I mean on gpt-35, let’s say you are trying to summarize 3500 1MB+ files in parallel which is the possible maximum that might lead to 3500 failed request with 3.5 billion token.
Which would cost like 7k per minute.

That might also lead to some sort of ddos.

The problem is that API users cannot suppress the special tokens that are added to delineate roles, nor can they turn off the unseen “assistant” prompt and carriage return that is created before the AI answers.

This means that for us, there can be no true completion of another model’s truncated output, where you can continue where you left off - without those interruptions and token interjections that break coherency.

Since you probably maxed out the context of the smaller model with your own inputs, underestimating max_tokens, and not so much what the AI generated…you can just ask again.

1 Like

Because you can’t switch models midstream, it’s just not possible.

While you can absolutely know the response token limit ahead of time, you cannot know how many tokens the model would want to use for a response until it gets there.

So, the only way to have the 16k-model continue from where the 4k-model ended would be to take the inputs and outputs from the 4k-model and use them as inputs to the 16k-model.

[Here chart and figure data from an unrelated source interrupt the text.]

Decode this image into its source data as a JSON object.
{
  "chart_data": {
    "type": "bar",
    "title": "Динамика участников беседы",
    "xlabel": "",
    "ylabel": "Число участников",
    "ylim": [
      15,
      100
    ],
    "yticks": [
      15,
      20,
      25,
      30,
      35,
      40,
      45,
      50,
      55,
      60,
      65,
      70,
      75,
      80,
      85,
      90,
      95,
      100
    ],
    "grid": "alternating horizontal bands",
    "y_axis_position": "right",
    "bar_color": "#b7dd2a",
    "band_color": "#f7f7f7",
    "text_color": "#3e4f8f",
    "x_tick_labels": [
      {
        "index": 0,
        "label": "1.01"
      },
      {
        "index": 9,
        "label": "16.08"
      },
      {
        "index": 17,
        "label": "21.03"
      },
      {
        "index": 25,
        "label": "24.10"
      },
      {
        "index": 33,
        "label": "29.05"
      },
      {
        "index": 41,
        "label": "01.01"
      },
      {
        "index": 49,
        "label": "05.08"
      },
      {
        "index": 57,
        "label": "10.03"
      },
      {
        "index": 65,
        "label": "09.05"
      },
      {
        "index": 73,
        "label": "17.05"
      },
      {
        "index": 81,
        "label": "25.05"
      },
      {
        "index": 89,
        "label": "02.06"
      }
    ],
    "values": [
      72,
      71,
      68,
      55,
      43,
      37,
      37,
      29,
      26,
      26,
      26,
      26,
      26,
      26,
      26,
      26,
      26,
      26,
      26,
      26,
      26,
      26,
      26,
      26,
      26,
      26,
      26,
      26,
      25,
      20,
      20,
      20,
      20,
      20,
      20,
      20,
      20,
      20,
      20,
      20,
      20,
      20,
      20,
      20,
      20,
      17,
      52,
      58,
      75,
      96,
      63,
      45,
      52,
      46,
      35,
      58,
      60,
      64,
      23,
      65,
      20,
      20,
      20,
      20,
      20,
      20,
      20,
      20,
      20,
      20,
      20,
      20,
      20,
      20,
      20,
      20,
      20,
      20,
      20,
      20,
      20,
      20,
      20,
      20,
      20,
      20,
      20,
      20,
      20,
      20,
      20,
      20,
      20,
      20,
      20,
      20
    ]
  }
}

Now, of you mean something different, like starting out using the 4k-model, then when the context length reaches 4k-tokens continue the chat with the 16k-model… Well, that’s easy enough to do and something anyone could have done at any time via the API so I assumed that’s not what you meant.

1 Like

That’s what @elmstedt said.
And I totally agree. Although I am sure with a few million of investment and some time there still is a way.

Or a little less than $1 mil: a “continue as assistant” flag that doesn’t include the final role closure or additional injection.

I am generally not happy with long output anyways. That’s why I am using multiple workers/agents to get results based on weighted criteria and subcriteria and let the model give me confidency and a score and work with standard derivation and variants on software level to enhance the results.
Also letting another agent find the possible source from two given sources (chunks of software yay) that fits to the output is a way to get better results.

Like in partial credit assignment or psychological assesments.

But it has a price.

1 Like

Yes. Anyone can do what I’m suggesting and could implement it to save some $$. My goal with this topic was to:

  1. Bring the idea of an adaptive model to the community for discussion and hope that open ai feels it’s a feature they should/could add.
  2. Propose a simple solution to accomplish the goal of optimizing token spend.